Verschieden farbige Tabletten Shutterstock/okskaz

Arzneimittelreport 2020: Medikationsplan selten genutzt

2 Min. Lesezeit

Fehlende Medikationspläne erschweren die richtige Behandlung, zum Beispiel im Krankenhaus. Es wird nach neuen, digitalen Lösungen für eine bessere Umsetzung gesucht

Seit dem 1.10.2016 haben gesetzlich Versicherte mit mindestens drei verordneten Arzneimitteln Anspruch auf den bundeseinheitlichen Medikationsplan. Auf diesem werden in standardisierter A4-Form vom medizinischen Fachpersonal alle wichtigen Angaben, wie Dosierung, Wirkstoff und Präparat in eine Tabelle eingetragen. Bei einer Krankenhauseinlieferung können die dort Behandelnden dann auf die Übersicht zurückgreifen – so zumindest die Theorie.

Die Krankenkasse Barmer zeigt sich nun nach Auswertung ihres Arzneimittelreports 2020 besorgt: Nur 29 Prozent der Patientinnen und Patienten in Deutschland, die mindestens fünf Arzneimittel gleichzeitig einnehmen müssen, haben bei der Aufnahme in ein Krankenhaus den bundeseinheitlichen Medikationsplan dabei. Und 17 Prozent besitzen die für das Krankenhauspersonal dringend nötige Auflistung der verschriebenen Medikamente gar nicht. Dabei geht die Zahl der sogenannten Polypharmaziepatientinnen und Patienten, die pro Jahr mindestens einen Krankenhausaufenthalt verzeichnen, in die Millionenhöhe.

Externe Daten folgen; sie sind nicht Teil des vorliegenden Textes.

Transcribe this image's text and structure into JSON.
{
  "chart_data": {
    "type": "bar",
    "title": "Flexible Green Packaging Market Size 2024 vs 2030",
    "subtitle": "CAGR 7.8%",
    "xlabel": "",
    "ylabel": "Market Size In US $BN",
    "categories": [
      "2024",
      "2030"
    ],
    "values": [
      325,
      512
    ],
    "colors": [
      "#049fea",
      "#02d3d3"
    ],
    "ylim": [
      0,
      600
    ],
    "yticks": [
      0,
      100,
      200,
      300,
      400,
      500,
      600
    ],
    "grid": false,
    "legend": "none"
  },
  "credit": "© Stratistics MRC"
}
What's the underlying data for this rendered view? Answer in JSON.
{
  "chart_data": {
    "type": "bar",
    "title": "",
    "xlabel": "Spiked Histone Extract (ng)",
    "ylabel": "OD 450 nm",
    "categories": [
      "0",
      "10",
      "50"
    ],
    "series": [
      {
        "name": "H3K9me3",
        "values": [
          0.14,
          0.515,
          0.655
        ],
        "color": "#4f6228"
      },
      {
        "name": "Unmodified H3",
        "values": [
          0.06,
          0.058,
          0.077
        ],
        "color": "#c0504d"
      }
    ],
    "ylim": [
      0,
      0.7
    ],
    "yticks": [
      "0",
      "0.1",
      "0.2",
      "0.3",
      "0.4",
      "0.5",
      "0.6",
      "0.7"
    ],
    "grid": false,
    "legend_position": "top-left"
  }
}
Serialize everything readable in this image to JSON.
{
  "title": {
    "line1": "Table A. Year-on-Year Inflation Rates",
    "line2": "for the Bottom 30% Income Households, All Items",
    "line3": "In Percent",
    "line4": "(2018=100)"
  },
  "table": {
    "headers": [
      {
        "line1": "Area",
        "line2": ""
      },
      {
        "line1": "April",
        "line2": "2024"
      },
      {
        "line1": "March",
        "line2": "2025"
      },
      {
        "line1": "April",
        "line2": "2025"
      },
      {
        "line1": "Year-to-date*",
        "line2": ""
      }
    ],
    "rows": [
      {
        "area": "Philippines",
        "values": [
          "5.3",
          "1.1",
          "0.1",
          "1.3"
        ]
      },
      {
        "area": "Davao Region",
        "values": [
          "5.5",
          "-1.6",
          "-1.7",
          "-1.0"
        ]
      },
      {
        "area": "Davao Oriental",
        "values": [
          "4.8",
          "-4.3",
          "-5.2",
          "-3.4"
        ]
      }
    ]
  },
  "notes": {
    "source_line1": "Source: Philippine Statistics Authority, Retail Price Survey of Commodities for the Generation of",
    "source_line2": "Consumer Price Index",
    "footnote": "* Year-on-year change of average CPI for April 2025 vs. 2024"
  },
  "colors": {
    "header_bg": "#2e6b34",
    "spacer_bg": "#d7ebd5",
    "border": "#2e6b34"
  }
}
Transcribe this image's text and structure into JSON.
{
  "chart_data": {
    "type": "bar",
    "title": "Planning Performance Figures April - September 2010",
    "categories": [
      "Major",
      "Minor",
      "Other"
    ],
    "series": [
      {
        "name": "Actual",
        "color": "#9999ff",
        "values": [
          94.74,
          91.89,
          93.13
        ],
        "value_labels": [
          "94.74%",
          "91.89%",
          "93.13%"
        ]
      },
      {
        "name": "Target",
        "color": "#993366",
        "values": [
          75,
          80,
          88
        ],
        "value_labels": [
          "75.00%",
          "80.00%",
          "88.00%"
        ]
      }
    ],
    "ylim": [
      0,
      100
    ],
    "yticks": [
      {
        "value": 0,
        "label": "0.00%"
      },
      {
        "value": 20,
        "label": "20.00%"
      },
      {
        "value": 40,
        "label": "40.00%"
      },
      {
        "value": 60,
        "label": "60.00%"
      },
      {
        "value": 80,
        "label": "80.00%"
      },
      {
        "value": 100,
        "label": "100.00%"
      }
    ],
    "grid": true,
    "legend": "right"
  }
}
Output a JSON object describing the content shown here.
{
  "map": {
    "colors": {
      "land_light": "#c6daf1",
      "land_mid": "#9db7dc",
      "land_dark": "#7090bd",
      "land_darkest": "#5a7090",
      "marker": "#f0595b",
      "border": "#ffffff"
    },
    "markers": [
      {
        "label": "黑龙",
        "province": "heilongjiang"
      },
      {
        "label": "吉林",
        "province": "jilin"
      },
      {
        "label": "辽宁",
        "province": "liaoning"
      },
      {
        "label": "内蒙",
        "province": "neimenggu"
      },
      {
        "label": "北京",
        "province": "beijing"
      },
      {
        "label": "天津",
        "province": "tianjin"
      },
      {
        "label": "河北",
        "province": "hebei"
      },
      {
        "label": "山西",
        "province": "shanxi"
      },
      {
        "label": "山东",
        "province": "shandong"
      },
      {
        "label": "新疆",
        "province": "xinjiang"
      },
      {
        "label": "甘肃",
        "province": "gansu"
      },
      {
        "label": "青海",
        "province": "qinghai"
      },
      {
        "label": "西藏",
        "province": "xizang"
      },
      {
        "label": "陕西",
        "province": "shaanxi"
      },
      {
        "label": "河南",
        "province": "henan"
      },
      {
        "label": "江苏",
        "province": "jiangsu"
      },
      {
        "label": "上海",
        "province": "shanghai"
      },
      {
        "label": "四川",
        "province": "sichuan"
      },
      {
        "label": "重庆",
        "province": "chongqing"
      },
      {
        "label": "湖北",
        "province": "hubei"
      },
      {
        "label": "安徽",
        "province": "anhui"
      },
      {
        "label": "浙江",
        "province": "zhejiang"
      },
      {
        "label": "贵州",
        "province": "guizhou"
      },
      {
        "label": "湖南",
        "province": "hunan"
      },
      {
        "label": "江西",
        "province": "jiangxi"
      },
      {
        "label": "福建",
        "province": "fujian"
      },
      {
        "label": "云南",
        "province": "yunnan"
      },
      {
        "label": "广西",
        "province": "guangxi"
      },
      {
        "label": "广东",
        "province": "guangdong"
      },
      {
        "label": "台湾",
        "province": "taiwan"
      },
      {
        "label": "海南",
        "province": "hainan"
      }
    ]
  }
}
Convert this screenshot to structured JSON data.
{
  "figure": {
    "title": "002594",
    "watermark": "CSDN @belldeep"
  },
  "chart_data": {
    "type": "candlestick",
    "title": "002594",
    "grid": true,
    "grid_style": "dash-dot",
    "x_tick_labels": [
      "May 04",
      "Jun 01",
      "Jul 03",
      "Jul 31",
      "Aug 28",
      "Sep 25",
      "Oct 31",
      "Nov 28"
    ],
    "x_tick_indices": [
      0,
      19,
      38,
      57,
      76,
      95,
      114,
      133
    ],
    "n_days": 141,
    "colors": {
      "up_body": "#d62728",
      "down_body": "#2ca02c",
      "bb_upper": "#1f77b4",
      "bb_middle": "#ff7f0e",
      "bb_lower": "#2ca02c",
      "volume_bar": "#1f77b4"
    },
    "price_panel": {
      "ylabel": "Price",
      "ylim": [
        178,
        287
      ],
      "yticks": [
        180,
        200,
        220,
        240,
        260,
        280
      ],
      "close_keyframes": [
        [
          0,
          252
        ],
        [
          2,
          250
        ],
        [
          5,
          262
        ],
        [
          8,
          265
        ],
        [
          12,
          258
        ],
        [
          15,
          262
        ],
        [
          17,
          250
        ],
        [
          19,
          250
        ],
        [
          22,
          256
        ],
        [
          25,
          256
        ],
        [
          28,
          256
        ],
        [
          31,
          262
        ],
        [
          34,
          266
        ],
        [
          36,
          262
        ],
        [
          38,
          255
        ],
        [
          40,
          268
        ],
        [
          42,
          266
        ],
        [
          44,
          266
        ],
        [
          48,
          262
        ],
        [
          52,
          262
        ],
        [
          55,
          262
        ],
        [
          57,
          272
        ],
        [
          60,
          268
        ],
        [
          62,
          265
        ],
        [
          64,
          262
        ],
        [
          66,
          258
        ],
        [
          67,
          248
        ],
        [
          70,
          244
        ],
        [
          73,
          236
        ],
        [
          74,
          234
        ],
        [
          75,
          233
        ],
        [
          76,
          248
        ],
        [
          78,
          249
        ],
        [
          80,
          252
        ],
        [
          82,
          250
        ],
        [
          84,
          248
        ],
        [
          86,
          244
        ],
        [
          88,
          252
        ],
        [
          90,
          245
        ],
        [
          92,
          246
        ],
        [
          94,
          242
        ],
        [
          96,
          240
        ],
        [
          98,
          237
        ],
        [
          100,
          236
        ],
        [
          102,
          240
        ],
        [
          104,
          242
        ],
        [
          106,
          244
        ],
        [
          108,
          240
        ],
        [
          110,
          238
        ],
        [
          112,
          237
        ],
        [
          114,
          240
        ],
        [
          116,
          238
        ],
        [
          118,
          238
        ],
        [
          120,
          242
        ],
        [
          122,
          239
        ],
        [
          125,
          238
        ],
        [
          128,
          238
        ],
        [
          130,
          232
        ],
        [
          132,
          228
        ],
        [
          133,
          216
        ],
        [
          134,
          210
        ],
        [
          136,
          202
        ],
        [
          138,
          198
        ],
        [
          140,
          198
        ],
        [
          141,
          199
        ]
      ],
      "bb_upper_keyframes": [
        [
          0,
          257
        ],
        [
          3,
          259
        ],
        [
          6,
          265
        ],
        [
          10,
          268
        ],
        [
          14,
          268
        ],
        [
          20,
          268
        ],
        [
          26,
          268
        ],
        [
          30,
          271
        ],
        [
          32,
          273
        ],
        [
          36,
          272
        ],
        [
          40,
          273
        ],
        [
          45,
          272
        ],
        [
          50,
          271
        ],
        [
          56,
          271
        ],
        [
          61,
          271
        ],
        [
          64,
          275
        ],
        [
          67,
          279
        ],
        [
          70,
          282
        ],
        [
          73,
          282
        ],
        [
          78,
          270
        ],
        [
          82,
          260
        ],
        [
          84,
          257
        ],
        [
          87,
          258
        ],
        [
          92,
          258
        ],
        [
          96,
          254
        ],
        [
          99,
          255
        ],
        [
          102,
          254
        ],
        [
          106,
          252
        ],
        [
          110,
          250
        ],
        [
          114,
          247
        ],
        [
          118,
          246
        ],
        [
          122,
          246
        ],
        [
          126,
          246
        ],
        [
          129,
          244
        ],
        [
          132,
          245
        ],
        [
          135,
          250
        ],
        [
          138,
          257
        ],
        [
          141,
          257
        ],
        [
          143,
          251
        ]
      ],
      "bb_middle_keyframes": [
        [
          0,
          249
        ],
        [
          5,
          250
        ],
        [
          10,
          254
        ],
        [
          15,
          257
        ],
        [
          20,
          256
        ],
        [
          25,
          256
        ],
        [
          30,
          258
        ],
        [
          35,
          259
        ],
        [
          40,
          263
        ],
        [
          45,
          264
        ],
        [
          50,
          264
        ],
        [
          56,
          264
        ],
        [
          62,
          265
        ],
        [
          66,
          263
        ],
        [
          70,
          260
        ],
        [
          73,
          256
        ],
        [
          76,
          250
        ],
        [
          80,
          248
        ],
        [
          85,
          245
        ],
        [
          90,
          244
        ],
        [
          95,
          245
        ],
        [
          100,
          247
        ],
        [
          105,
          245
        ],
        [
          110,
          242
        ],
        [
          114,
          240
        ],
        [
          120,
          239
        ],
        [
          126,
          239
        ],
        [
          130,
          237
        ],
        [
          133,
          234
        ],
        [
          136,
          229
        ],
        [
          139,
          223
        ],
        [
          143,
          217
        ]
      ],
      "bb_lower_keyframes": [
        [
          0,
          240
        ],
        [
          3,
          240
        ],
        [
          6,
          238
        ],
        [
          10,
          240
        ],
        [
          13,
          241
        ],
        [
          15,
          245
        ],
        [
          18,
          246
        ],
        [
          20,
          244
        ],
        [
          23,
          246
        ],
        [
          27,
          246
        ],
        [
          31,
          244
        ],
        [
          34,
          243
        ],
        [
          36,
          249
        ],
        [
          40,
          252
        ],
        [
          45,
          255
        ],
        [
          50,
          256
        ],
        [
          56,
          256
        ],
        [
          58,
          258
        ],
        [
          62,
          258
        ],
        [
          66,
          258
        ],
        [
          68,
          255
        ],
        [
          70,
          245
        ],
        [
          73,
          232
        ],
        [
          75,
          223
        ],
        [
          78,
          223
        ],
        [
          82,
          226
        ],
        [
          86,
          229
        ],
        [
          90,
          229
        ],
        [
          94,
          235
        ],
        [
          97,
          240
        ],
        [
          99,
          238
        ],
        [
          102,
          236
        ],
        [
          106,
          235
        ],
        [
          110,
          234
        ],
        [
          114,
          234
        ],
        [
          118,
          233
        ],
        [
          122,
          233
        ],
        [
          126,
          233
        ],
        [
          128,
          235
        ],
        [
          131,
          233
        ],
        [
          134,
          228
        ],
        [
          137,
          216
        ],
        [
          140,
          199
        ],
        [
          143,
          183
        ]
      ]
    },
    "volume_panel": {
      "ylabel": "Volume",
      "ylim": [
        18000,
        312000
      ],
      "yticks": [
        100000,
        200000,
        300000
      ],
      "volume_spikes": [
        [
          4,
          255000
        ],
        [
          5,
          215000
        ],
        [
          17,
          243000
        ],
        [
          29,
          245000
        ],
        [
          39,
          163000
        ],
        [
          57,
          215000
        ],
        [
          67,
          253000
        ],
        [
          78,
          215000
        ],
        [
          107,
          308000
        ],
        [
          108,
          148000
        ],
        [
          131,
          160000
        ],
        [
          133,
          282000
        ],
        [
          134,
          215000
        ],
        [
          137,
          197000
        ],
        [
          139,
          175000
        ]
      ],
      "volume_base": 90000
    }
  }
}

Außerdem sind Patientinnen und –patienten, die sehr viele Medikamente nehmen, gesundheitlich besonders gefährdet. Umso wichtiger ist die genaue Information über alle eingenommenen Medikamente.

Wie man mehr Betroffene mit einem ausführlichen Medikationsplan ausstatten kann, überlegen daher nach dem Report die beteiligten Institutionen. Simone Heinemann-Meerz, Präsidentin der Ärztekammer in Sachsen-Anhalt sieht ein Problem im aktuellen Format des Medikationsplanes. Man müsse weg von den A4-Zetteln, hin zu einer elektronischen Übermittlung der Patientendaten zwischen ärztlichen Personal und Krankenhäusern. Die von der Bundesregierung ab 2021 geplante elektronische Patientenakte könnte auch hier eine Lösung bieten.